昨春センバツでは創部54年目で初めて甲子園出場を果たすと、初戦でおかやま山陽を7−2で下し、記念すべき甲子園勝利を挙げた乙訓高校。強豪校ひしめく京都から虎視眈々と夏の甲子園を狙う公立高校を取材した。
京都府の西部に位置する長岡京市に学校があり、阪急長岡天神駅、JR長岡京駅の近くに校舎があることから交通の便がとても良いことも知られている乙訓高校。普通科と、府内で唯一のスポーツ健康科学科があり、運動部もとても盛んだ。
グラウンドはいわゆる学校のグラウンドだが、グラウンドに着く前にまず大きな室内練習場があることに驚く。40m×20mの広さは公立校ではなかなかない。グラウンドは両翼が102m、センター後方は124mと十分な広さがあり、外野部分は天然芝となっている。ただ、グラウンド後方では陸上部が練習することもあり、その際は外野後方をネットで仕切り、限られたスペースをうまく活用する。
野球部はほとんどの部員が普通科だが、曜日によって授業が終わる時間が違うため、全体練習の開始時間は曜日によって異なる。遅い時は4時半ごろから始まり、冬場は明るいうちに練習が始められないことも。授業が早く終わった選手から順次各自でアップを始め、全員が揃うまで個人練習を行うことも多い。
全体練習を始める前、まず全員でチームの理念を唱える。
「決勝戦で通用する選手になるために、努力を惜しむな。勝つこだわりを持ち、目指すは甲子園ベスト8!」。
乙訓独自のアップのメニューで「アジリティ」という練習がある。体のキレを出すことが目的で、小さなコーンを置き、バウンディングやジャンプ系の動きが中心となる。今年で就任5年目となる市川靖久監督は瞬発系の動きを重視しており、「野球の全ての動作に繋がっていく」と、積極的に練習の中に取り入れている。

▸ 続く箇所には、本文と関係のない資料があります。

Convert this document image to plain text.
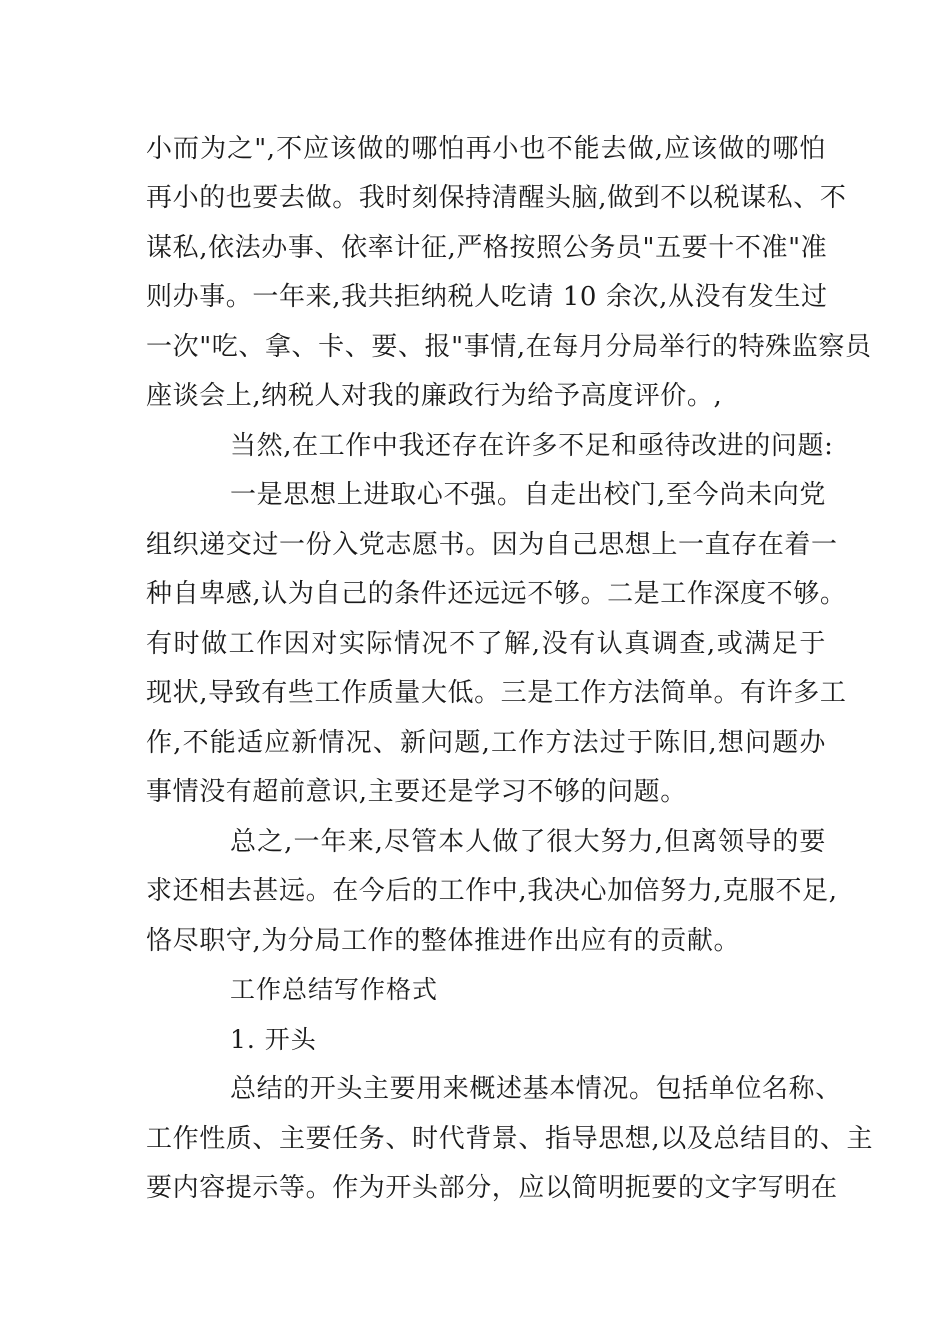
小而为之",不应该做的哪怕再小也不能去做,应该做的哪怕
再小的也要去做。我时刻保持清醒头脑,做到不以税谋私、不
谋私,依法办事、依率计征,严格按照公务员"五要十不准"准
则办事。一年来,我共拒纳税人吃请 10 余次,从没有发生过
一次"吃、拿、卡、要、报"事情,在每月分局举行的特殊监察员
座谈会上,纳税人对我的廉政行为给予高度评价。,
当然,在工作中我还存在许多不足和亟待改进的问题:
一是思想上进取心不强。自走出校门,至今尚未向党
组织递交过一份入党志愿书。因为自己思想上一直存在着一
种自卑感,认为自己的条件还远远不够。二是工作深度不够。
有时做工作因对实际情况不了解,没有认真调查,或满足于
现状,导致有些工作质量大低。三是工作方法简单。有许多工
作,不能适应新情况、新问题,工作方法过于陈旧,想问题办
事情没有超前意识,主要还是学习不够的问题。
总之,一年来,尽管本人做了很大努力,但离领导的要
求还相去甚远。在今后的工作中,我决心加倍努力,克服不足,
恪尽职守,为分局工作的整体推进作出应有的贡献。
工作总结写作格式
1. 开头
总结的开头主要用来概述基本情况。包括单位名称、
工作性质、主要任务、时代背景、指导思想,以及总结目的、主
要内容提示等。作为开头部分，应以简明扼要的文字写明在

大きな声を全員で響かせたのち、グラウンドに散らばってキャッチボールが始まった。
昨春センバツでは創部54年目で初めて甲子園出場を果たすと、初戦でおかやま山陽を7−2で下し、記念すべき甲子園勝利を挙げた。センバツ出場を決めた一昨秋の近畿大会では、神港学園、智弁学園といった甲子園常連校相手でも物怖じしない選手たちの戦いぶりが印象的だった。

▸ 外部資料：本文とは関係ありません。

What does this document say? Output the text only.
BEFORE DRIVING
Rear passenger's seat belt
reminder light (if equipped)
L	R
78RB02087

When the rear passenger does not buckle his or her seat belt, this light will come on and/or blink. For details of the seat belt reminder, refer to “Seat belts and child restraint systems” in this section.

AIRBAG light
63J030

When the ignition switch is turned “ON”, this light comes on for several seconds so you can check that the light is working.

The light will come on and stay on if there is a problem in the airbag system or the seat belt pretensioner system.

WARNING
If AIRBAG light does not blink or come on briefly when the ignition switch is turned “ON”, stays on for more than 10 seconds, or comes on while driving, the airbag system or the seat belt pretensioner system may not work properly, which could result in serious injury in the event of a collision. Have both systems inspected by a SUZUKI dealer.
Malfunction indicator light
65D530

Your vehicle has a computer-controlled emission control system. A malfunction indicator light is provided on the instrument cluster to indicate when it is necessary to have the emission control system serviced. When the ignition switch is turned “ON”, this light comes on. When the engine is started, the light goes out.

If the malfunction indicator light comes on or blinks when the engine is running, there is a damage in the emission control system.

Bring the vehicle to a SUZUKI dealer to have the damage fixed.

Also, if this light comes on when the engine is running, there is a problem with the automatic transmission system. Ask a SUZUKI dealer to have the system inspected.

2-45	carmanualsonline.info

実は甲子園でも緊張している選手がほとんどいなかったと市川監督は記憶している。
「近畿大会でもそうでしたが、予想以上に生徒らは落ち着いていて、すごい選手を見ても圧倒されることがほとんどなかったです」。初出場のチームの選手だと、普通なら浮足立って普段通りのプレーができないことが多い。だが、乙訓の選手は大きなミスをすることもなく、終始自分たちのペースで試合を進めていた。